[Haskell-cafe] Tokenizing and Parsec

Tue Jan 12 03:42:23 EST 2010

2010/1/12 Günther Schmidt <gue.schmidt at web.de>:
> [Snip...] I need to write my own parsec-token-parsers to parse this token
> stream in a context-sensitive way.
>
> Uhm, how do I that then?
>

Hi Günther

Get the Parsec manual from Daan Leijen's home page then see the
section '2.11 Advanced: Seperate scanners'.
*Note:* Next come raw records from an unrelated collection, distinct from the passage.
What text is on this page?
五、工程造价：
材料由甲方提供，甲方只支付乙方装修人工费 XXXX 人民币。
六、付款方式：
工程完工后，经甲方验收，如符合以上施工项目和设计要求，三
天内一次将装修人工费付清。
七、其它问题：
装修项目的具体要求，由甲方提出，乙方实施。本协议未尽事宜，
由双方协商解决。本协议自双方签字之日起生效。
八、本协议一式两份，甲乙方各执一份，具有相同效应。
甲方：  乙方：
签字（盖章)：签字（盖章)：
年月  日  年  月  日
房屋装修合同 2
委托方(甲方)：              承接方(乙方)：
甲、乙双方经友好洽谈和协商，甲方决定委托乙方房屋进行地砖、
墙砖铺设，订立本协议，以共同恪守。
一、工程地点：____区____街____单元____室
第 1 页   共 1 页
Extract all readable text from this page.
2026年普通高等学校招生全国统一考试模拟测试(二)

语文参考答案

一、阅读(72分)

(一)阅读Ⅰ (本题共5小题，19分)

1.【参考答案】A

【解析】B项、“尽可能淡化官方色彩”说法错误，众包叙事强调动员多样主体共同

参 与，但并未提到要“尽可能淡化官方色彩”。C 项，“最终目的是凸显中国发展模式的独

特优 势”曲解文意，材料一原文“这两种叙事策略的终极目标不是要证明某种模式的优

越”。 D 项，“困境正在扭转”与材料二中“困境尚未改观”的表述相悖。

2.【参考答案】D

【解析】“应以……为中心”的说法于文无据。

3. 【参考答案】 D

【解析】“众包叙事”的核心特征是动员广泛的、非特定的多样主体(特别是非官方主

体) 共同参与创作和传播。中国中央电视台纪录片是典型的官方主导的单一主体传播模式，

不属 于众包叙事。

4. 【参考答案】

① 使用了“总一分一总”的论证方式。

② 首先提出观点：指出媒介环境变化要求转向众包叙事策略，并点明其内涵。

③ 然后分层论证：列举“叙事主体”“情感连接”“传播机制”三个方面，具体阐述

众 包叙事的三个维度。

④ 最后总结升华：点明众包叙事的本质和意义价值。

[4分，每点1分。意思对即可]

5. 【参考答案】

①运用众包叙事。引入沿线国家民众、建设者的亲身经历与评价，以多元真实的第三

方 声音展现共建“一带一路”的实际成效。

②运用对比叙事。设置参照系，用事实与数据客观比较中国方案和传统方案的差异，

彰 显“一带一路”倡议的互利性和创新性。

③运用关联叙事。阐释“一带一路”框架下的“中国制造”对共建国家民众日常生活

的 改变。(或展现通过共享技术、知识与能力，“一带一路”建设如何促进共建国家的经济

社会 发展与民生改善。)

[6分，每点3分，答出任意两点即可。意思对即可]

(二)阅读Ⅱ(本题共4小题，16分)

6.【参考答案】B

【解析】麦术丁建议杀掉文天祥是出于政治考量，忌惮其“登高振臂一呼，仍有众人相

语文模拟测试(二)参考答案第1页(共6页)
Though mentioned rarely, Parsec in its regular mode is a scannerless
parser. Unless you have complex formatting problems (e.g. indentation
sensitivity, vis Python or Haskell's syntax) scannerless parsers are
often much more convenient than parsers+lexers (see the grammar
formalism SDF for many examples). For Parsec, if you want a separate
scanner there's quite a lot of boilerplate you need to manufacture if
you want to use the technique in section 2.11. Usually I can get by
with the Token and Language modules or do a few tricks with the
'symbol' parser instead.

Parsec is monadic so (>>=) allows you to write context-sensitive
parsers, see section '3.1. Parsec Prim'  for a discussion and example.
Again, writing a context-sensitive parser can often be more trouble
than studying the format of the input and working out a context-free
grammar (if there is one).

Best wishes

Stephen